Sienna looked up. Her teeth gritted into the bright, cheery smile which she had become rather good at perfecting. ‘Oh, just work. You know. It’s frantic at the moment.’
‘You don’t usually complain,’ observed Kat, her eyes narrowing. ‘You’re usually glad when it’s like that.’
‘Well, it’s hot, too. Isn’t it?’ Sienna wiped her damp brow with a jokey and exaggerated gesture—because how could she tell Kat what was troubling her, and what could she tell her?
Oh, I had a fling with a sheikh until he discovered that I’d done some topless photos, and then he…he…
Little beads of sweat studded her forehead and she wiped them away with an angry hand. How awful it sounded when pared down to the basic facts.
She wouldn’t tell Kat. Because if she told Kat about Hashim then that would give him an identity which would live on for ever. Kat would want to know all about him—who wouldn’t? No, she wouldn’t tell anyone. She would do what he wanted her to do and then hopefully he would leave her alone.
Hopefully?
That was part of the trouble, too. He had forced her into this corner and yet a part of her wanted to impress him. To engineer the most wonderful dinner party for him and dazzle him—leaving him with an altogether better memory of her than he currently had.
And wasn’t there another part of her—a stubborn and stupid and romantic one—which wished that she could just go back and rewrite history?
Sometimes she started thinking about how it might have been if she’d never done those photos—but then she made herself stop. Thinking like that was a pretty pointless exercise. If she hadn’t been able to come up with the money quickly then her mother’s life would have collapsed around her—and how could she have lived with that?
And even if he hadn’t found out it would never have been anything more than a fling—for how could it have been? What had she been imagining—that he’d buy her a whopping great ring and marry her, take her back to Qudamah as the Sheikh’s wife? Sienna took a mouthful of too-hot coffee and winced.
‘Steady,’ warned Kat, only half jokingly.
‘Oh, listen—there’s that wretched phone again!’ Sienna leapt to her feet and gave her housemate an expression which said sorry. But in truth she was glad to get away—to keep herself busy instead of fending off Kat’s concerned questions.

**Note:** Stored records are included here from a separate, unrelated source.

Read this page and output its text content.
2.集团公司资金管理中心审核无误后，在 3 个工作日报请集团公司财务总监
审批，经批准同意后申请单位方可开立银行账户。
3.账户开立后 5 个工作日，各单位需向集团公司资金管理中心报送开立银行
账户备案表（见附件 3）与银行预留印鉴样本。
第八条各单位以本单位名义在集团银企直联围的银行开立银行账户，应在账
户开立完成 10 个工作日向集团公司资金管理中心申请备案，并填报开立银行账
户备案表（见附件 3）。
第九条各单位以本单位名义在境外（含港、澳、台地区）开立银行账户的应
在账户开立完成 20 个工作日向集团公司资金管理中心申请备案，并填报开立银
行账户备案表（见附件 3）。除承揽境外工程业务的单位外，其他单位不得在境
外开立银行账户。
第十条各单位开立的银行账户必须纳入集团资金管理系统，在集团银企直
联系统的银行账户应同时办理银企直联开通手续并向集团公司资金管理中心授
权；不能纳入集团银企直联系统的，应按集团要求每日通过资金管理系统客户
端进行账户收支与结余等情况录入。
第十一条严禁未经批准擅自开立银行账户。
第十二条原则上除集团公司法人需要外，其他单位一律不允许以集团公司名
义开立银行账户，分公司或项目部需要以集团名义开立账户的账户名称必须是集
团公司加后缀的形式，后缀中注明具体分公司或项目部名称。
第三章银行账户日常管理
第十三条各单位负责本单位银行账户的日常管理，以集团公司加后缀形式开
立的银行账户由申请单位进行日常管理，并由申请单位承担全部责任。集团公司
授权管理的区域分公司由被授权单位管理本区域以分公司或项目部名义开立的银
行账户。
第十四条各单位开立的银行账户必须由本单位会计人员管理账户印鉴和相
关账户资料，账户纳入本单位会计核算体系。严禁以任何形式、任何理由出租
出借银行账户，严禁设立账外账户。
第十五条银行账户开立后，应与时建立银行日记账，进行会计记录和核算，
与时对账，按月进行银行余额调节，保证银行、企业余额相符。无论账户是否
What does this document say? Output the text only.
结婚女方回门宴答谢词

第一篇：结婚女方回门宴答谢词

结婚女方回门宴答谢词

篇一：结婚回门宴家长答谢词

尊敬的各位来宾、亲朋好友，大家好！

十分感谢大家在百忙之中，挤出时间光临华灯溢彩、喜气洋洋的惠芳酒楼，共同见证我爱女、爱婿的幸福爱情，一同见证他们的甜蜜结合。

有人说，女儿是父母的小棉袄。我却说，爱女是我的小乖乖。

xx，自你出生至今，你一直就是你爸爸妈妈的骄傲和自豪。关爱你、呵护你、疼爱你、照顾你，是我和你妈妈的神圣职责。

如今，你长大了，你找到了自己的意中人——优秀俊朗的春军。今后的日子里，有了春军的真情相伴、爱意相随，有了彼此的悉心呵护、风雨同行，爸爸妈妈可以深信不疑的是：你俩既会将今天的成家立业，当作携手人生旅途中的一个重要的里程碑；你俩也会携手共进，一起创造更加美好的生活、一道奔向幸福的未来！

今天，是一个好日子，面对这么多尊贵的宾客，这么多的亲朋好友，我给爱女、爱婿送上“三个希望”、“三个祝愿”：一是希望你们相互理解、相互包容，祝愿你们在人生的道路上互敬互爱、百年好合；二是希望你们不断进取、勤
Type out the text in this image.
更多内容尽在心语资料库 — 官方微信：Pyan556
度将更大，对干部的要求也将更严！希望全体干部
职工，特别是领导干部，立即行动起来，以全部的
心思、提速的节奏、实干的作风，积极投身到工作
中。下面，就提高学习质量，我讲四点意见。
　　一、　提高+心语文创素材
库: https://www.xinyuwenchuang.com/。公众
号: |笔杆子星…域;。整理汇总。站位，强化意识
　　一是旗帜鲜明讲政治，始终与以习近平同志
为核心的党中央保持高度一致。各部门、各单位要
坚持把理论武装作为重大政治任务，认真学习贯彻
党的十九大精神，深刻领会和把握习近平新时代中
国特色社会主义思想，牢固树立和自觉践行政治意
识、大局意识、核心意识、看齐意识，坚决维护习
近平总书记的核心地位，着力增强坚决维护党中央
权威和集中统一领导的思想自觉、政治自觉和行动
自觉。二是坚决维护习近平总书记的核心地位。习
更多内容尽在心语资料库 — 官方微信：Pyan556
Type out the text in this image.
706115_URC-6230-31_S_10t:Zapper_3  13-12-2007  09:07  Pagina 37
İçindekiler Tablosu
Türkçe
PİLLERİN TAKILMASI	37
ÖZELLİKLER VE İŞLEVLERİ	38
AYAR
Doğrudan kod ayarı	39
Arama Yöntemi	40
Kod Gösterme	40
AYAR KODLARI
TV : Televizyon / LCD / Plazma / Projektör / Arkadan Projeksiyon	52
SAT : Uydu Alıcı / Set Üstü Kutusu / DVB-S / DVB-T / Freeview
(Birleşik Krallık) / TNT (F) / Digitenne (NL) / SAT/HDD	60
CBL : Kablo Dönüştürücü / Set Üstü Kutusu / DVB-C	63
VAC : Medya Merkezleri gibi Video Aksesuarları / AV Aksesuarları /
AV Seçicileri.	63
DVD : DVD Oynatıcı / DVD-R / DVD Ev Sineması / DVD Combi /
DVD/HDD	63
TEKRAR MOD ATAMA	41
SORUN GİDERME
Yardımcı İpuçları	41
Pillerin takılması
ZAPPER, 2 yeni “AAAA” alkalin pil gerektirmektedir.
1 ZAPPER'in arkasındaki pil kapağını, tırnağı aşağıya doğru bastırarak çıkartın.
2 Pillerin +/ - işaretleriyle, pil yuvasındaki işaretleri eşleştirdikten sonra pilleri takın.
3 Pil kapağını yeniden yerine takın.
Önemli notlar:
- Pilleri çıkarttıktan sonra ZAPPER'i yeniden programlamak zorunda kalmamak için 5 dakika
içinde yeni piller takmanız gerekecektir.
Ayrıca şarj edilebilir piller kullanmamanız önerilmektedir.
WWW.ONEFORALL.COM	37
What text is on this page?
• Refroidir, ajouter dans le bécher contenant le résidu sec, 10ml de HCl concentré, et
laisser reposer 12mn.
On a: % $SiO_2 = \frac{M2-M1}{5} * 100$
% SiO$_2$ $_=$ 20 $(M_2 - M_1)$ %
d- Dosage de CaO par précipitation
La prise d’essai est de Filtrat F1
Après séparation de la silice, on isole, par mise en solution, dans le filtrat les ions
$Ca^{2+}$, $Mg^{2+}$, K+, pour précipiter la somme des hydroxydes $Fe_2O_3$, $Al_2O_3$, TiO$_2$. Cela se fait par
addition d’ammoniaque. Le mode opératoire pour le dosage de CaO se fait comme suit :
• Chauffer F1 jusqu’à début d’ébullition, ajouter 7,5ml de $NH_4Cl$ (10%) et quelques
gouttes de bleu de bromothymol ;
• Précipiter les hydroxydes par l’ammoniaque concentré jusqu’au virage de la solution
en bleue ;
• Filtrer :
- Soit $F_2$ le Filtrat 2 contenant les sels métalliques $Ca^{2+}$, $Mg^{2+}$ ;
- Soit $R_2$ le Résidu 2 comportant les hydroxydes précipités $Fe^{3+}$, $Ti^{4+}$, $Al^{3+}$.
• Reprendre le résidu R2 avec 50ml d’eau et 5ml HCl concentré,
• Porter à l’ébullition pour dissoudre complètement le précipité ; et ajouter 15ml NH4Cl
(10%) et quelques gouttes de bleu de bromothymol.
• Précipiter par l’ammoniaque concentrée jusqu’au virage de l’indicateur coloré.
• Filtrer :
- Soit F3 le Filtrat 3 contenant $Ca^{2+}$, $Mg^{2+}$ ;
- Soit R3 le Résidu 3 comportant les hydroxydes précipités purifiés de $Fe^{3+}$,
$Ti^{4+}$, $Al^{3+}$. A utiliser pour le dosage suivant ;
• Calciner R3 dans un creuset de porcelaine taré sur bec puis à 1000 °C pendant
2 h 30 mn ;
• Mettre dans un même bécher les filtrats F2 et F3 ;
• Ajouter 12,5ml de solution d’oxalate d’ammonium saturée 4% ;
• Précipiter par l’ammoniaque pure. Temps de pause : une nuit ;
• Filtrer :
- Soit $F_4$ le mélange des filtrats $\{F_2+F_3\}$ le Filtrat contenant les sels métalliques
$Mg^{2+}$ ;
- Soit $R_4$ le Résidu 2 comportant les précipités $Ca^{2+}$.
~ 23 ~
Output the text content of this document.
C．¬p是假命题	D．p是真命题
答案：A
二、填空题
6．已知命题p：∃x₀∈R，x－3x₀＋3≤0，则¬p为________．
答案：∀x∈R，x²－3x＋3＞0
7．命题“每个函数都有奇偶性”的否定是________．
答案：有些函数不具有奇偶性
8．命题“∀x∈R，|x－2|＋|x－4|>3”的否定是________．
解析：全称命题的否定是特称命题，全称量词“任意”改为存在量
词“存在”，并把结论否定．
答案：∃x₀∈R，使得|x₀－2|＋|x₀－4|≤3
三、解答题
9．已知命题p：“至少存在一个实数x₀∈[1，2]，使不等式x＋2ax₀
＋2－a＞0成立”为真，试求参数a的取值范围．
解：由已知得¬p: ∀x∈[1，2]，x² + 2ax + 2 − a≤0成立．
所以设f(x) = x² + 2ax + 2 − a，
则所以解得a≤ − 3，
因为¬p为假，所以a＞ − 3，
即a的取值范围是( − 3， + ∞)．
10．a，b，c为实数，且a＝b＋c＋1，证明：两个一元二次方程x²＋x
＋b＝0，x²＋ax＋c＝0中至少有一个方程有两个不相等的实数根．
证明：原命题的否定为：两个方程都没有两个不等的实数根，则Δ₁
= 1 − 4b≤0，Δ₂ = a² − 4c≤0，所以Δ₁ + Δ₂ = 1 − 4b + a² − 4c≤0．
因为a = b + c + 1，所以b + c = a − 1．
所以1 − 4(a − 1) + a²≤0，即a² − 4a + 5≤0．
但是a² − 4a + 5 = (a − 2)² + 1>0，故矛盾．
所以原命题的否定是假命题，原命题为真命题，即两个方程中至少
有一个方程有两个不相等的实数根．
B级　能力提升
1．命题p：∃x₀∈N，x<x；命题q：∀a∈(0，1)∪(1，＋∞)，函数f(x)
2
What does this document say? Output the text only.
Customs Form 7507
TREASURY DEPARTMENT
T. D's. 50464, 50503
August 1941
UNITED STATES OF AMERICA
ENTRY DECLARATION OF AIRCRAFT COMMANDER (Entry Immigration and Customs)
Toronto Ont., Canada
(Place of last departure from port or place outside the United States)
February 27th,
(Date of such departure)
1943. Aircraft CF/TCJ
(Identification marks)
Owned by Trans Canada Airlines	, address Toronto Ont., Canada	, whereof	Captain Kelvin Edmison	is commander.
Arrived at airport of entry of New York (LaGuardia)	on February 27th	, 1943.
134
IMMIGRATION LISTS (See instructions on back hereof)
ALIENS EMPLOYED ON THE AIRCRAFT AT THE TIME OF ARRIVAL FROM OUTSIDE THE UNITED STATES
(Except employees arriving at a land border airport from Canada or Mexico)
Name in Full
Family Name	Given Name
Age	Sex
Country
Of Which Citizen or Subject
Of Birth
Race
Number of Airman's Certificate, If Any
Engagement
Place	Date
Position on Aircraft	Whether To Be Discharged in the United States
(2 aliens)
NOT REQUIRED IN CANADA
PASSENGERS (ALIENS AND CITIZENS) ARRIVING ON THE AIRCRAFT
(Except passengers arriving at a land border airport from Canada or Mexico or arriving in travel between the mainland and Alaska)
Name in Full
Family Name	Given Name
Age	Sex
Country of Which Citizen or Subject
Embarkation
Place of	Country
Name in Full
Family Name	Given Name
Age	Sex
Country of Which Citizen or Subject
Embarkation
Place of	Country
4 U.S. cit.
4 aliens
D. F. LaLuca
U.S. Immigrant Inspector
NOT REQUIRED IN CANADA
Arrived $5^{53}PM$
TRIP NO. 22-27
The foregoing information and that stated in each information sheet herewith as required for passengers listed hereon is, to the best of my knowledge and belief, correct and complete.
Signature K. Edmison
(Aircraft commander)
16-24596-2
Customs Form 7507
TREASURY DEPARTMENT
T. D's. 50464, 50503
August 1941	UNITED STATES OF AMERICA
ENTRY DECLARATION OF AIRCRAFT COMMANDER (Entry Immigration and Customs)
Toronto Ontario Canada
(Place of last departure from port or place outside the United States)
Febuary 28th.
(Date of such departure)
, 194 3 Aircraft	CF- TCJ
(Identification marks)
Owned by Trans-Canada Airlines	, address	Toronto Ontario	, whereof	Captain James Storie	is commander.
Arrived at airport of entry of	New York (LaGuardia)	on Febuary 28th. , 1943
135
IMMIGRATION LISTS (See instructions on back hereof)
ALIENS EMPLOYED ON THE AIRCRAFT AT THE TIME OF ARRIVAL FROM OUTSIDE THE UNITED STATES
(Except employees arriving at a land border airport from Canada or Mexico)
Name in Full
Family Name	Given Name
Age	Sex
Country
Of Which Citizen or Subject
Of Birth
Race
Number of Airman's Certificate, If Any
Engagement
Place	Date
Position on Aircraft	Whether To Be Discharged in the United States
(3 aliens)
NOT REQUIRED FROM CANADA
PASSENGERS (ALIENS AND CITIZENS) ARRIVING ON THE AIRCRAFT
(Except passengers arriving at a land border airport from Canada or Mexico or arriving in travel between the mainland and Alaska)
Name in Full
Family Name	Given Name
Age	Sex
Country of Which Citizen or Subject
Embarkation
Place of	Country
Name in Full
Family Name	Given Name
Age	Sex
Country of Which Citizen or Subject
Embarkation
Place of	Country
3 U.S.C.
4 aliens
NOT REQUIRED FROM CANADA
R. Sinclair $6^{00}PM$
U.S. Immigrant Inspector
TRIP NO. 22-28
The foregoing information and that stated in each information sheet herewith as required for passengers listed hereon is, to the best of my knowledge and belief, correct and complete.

‘Posh Parties,’ she said as she picked the phone up, and then gripped onto it with whitening knuckles.
‘Hello, Sienna,’ Hashim said softly.
He had the kind of voice which made your skin shiver in spite of yourself, and Sienna closed her eyes in despair. She hadn’t spoken to him since that night in the restaurant, and sometimes she had half imagined that she’d dreamt the whole thing up.
But life was rarely as kind as that.
‘Hello, Hashim,’ she said calmly.
Most people might have asked if it was convenient to talk, but not him.
‘It is done?’ he questioned, watching as a blonde on the other side of the foyer crossed one slim, silk-stockinged leg over another and slanted him a smile.
‘Everything is arranged,’ she said mechanically. ‘You got my photos of the venue?’
‘Yes.’
‘And you are happy with the menu plans?’
‘Perfectly happy.’
‘Drinks seven-thirty to eight, dinner at eight-thirty.’ She hesitated. ‘Obviously I will be down there earlier, to oversee everything—but do you…do you want me to stay until the end?’